Perennially popular British author Jane Austen’s classic story is revisited again for the big screen, this time with Autumn de Wilde’s handsomely mounted version that offers a little more subtlety than the famous Gwyneth Paltrow version from the 1990’s. Much like Greta Gerwig’s recent remake of Little Women, de Wilde’s Emma (we’ll forego the period at the end of the title forthwith) is a breathtakingly beautiful and well acted period piece that enhances the original text in its own unique way, limiting sentimentality and replacing it with something somehow modern, updated if you will, despite rigidly adhering the original story’s place in time.
Emma Woodhouse (Anya Taylor-Joy – Knives Out) is a young woman living in Regency era England, with her doting father (Bill Nighy) and recently acquired live-in companion, Harriet Smith (Mia Goth). She spends her privileged days whiling away the relationship interests of those around her, arguing with the dashing George Knightley (Johnny Flynn) and trying to escape the blithering prattle of town gossip Miss Bales (Miranda Hart). While those around her continue to find (and lose) love, it seems Emma herself is destined for a life of lonely isolation, her lack of attraction to anyone within her circle giving her the opinion that love is lost on her high-and-mighty opinion of herself.
Truth be told, Emma is a pretty great movie, well told and with a directorial flourish that strays far from the Merchant-Ivory template we’re so familiar with. I think it’s a beautiful and complex story of interpersonal relationships that holds universal appeal – Austen’s story has been adapted in other films, notably Clueless – although in fairness it works best when able to bring Austen’s poetic prose to the screen in such an eclectic manner. Flowery language holds no barrier to my enjoyment of a movie, and Emma is indeed the personification of such ripe and effervescent dialogue; it helps the cast are all perfect and de Wilde’s direction is frugally restrained, although it captures the honesty and truth of human connection with a beauty all its own.

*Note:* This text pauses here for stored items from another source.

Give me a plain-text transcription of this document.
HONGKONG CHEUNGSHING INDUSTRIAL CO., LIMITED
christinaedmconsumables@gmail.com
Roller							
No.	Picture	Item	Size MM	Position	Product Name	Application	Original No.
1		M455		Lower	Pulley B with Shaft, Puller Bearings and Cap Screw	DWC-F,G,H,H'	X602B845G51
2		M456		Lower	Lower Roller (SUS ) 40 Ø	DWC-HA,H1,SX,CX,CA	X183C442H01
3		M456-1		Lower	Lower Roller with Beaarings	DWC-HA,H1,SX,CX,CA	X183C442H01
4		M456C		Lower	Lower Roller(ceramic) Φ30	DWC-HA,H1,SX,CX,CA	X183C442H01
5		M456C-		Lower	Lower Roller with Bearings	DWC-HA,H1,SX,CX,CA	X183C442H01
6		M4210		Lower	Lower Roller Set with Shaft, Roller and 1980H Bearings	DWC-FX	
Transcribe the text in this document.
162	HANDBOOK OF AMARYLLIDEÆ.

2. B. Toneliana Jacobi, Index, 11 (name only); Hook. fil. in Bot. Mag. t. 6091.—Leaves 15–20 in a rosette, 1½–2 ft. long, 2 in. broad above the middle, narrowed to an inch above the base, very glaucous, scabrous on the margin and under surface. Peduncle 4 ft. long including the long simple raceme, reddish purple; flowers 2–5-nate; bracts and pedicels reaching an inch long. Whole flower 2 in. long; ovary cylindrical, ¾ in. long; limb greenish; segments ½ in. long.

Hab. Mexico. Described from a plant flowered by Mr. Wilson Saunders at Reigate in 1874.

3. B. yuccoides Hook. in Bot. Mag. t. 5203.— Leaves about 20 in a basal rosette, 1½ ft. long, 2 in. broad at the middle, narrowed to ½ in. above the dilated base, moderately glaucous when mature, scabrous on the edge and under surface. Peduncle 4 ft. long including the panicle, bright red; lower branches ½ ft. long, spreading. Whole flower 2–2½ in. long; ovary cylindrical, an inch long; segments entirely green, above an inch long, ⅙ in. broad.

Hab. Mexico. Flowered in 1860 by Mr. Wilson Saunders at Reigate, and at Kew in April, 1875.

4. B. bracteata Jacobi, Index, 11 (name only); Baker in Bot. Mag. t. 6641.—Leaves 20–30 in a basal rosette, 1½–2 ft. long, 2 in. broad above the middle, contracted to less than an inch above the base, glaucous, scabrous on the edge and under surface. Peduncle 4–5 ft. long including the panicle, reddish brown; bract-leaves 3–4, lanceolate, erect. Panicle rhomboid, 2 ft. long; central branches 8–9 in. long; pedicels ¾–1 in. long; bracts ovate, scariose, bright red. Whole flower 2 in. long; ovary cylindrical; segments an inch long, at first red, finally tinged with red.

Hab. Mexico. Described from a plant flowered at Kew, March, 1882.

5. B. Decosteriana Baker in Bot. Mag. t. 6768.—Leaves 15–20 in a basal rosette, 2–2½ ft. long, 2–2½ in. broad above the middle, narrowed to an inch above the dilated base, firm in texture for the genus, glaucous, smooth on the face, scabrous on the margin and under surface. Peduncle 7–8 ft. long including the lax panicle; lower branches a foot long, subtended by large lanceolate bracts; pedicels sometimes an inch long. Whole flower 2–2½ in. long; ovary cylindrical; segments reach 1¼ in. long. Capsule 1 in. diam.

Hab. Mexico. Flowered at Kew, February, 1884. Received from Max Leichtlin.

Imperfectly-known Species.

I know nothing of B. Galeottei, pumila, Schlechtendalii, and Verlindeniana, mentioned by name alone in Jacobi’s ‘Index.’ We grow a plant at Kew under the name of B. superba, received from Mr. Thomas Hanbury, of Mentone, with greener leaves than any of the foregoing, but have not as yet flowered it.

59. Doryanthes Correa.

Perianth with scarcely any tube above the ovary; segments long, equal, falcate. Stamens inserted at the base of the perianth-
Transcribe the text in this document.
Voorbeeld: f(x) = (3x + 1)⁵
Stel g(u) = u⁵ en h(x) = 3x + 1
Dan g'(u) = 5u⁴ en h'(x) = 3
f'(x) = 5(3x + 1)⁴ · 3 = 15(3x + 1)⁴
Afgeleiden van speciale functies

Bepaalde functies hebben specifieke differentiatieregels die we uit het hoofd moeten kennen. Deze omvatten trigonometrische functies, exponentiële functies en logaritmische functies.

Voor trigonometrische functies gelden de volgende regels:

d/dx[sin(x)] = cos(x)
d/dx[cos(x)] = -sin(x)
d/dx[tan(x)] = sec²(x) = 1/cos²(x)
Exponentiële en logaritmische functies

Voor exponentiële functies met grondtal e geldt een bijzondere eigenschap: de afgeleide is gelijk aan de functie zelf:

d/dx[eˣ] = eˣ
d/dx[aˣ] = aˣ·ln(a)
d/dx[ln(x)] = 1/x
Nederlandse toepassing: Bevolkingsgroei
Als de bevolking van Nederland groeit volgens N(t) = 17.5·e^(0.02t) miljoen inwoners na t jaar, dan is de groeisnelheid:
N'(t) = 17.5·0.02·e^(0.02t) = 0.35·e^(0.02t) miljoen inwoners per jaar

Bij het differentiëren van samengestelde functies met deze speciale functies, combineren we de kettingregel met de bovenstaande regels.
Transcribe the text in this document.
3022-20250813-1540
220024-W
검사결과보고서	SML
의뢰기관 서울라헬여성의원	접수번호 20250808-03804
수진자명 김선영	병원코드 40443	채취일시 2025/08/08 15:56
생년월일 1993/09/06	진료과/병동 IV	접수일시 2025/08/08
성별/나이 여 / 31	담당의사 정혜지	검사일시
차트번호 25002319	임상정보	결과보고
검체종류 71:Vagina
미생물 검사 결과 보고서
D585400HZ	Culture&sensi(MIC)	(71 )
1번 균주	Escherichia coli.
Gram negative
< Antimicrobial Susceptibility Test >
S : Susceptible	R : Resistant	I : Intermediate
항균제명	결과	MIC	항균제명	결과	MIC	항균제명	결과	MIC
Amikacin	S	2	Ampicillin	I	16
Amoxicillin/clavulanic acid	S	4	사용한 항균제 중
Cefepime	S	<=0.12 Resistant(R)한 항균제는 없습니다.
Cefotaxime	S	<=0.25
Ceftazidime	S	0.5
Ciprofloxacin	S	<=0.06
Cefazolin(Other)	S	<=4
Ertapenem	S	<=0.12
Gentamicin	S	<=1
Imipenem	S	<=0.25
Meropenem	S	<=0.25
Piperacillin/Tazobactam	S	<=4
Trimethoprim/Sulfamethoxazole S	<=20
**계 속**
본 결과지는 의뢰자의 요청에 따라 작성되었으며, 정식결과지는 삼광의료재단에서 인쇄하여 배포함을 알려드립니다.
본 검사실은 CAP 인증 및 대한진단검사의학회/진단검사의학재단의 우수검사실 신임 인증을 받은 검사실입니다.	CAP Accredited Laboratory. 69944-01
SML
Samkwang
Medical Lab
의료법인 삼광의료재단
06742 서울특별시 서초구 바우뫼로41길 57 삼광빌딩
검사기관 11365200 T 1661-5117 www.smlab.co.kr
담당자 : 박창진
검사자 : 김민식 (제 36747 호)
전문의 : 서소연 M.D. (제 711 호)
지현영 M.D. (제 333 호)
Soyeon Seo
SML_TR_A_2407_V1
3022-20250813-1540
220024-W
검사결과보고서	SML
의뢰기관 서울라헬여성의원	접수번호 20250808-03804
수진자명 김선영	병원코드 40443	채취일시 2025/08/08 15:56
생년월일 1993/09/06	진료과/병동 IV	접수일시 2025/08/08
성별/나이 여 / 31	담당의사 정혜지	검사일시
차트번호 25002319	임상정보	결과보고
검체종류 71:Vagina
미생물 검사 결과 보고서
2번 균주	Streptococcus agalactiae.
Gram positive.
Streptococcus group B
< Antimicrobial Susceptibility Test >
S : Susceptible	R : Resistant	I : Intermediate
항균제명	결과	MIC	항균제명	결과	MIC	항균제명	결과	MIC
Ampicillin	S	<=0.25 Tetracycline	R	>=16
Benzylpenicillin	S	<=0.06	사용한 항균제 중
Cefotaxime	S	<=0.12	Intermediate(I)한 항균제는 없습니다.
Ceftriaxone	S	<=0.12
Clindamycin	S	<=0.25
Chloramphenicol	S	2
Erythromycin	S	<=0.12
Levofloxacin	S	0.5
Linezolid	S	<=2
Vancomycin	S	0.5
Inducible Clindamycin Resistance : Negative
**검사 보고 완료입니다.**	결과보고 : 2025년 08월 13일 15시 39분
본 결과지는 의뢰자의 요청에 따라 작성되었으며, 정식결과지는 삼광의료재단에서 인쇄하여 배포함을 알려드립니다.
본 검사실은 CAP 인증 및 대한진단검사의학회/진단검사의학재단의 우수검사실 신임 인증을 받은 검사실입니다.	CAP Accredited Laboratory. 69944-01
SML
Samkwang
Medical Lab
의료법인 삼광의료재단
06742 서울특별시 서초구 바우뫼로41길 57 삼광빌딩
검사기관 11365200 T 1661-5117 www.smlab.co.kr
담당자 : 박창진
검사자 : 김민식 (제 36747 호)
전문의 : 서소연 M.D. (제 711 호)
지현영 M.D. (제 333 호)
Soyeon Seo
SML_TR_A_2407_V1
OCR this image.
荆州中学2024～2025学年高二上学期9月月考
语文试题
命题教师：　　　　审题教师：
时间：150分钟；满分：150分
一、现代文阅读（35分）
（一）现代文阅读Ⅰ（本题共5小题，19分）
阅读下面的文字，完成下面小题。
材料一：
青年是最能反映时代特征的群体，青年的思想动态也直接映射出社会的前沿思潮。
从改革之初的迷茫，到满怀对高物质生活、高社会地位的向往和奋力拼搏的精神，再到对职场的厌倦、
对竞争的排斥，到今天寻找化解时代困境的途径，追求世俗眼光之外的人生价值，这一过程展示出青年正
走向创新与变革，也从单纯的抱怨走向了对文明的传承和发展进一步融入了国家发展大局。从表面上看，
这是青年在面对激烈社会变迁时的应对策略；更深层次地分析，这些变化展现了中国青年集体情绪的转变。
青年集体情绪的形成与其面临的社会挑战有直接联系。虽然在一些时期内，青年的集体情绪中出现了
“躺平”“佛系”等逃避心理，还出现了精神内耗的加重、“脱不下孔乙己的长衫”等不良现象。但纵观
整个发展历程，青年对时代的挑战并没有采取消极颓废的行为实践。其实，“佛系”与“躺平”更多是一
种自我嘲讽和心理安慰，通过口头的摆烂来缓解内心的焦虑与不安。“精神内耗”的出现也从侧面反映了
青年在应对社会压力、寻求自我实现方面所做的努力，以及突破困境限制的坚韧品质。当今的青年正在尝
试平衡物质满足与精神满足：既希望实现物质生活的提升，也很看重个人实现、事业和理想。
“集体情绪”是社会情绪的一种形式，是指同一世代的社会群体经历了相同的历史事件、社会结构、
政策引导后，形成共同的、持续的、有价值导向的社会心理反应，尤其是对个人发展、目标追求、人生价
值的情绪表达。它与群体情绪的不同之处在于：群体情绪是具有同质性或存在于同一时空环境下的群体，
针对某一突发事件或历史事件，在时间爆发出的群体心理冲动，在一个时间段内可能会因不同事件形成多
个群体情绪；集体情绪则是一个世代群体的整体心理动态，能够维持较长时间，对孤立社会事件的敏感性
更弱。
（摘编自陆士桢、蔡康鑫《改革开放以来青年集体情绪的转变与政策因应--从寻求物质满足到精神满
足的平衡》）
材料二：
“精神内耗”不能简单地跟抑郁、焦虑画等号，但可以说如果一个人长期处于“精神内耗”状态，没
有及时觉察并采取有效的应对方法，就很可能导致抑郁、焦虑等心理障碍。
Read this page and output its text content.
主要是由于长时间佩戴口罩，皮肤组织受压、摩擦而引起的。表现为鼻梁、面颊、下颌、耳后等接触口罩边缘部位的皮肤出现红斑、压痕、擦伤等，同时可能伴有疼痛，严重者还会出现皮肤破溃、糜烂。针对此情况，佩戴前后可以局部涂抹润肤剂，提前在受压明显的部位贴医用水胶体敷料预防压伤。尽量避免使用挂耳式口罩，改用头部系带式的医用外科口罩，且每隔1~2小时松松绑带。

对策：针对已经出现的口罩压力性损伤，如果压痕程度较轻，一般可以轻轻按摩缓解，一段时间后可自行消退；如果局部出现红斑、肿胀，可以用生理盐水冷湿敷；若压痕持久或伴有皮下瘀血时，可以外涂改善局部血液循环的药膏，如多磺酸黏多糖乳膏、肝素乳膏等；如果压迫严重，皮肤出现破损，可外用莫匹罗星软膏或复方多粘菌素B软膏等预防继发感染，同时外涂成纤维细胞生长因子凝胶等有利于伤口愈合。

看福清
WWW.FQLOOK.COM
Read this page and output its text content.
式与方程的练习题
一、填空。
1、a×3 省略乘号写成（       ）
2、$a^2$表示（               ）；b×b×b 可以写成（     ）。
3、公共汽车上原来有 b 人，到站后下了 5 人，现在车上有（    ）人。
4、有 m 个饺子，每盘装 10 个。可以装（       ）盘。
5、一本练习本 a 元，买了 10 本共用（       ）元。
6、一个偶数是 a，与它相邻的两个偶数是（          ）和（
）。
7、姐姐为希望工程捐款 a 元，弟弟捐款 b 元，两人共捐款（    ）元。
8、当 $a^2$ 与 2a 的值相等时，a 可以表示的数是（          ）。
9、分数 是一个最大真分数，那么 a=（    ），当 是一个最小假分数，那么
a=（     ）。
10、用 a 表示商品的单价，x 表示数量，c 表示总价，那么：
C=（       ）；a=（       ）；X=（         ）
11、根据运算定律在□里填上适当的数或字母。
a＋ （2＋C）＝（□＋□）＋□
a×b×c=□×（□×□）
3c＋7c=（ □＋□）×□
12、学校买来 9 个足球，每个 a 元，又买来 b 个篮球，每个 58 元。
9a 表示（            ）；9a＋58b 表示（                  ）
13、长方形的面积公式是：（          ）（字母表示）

It goes without saying that Anya Tayl0r-Joy has had a breakout 2019. Her lead role in Knives Out as well as Emma has planted her as a rising star to note, not the least because of her chameleonic ability to inhabit the characters she’s playing: her role in Knives Out is the polar opposite of this one, and if you weren’t aware it was the same actress you’d be shocked to learn it was. Emma sees Taylor-Joy present an impeccable façade of emotionless distance, a hugely enjoyable and thoroughly emotive work despite requiring restraint and sympathetic distance throughout; the actress’ chemistry with leading man Johnny Flynn is palpable, and they make a great on-screen couple. Mia Goth is fabulous as Harriet, the innocent wallflower seeking love of her own, whilst Miranda Hart is brilliant in the scattershot role of social gossipmonger Miss Bates. Perennial screen legend Bill Nighy is wonderful as Mr Woodhouse, Emma’s long-suffering father, while Josh O’Connor, himself landing a breakout role in the third season of The Crown as Prince Charles, is suitably snide and creepy as church pastor Mr Elton. Spotting former Game of Thrones actress Gemma Whelan, and Sherlock’s Inspector Lestrade, Rupert Graves, in smaller roles is also a pleasant thing: the cast are impeccably directed and perform their roles, deliver their dialogue, and utterly look the part throughout.
Emma is one of those films that will require a number of re-watches to soak up all that delightful dialogue. It’s not quite Shakespeare to my uneducated ears but it’s pretty dang close, so I’ll need to give it another viewing or two to really dig deeper into the film’s subexts and hidden secrets. It sure has plenty, with such a wonderful ensemble cast all given adequate moments to shine and work on their own particular sub-plots whenever they can. Whether this is your kind of film or not, Emma will tickle the intellect and engage the emotional sections of your brain and elicit feelings of delight with its sharp performances, evocative direction and sparkling dialogue.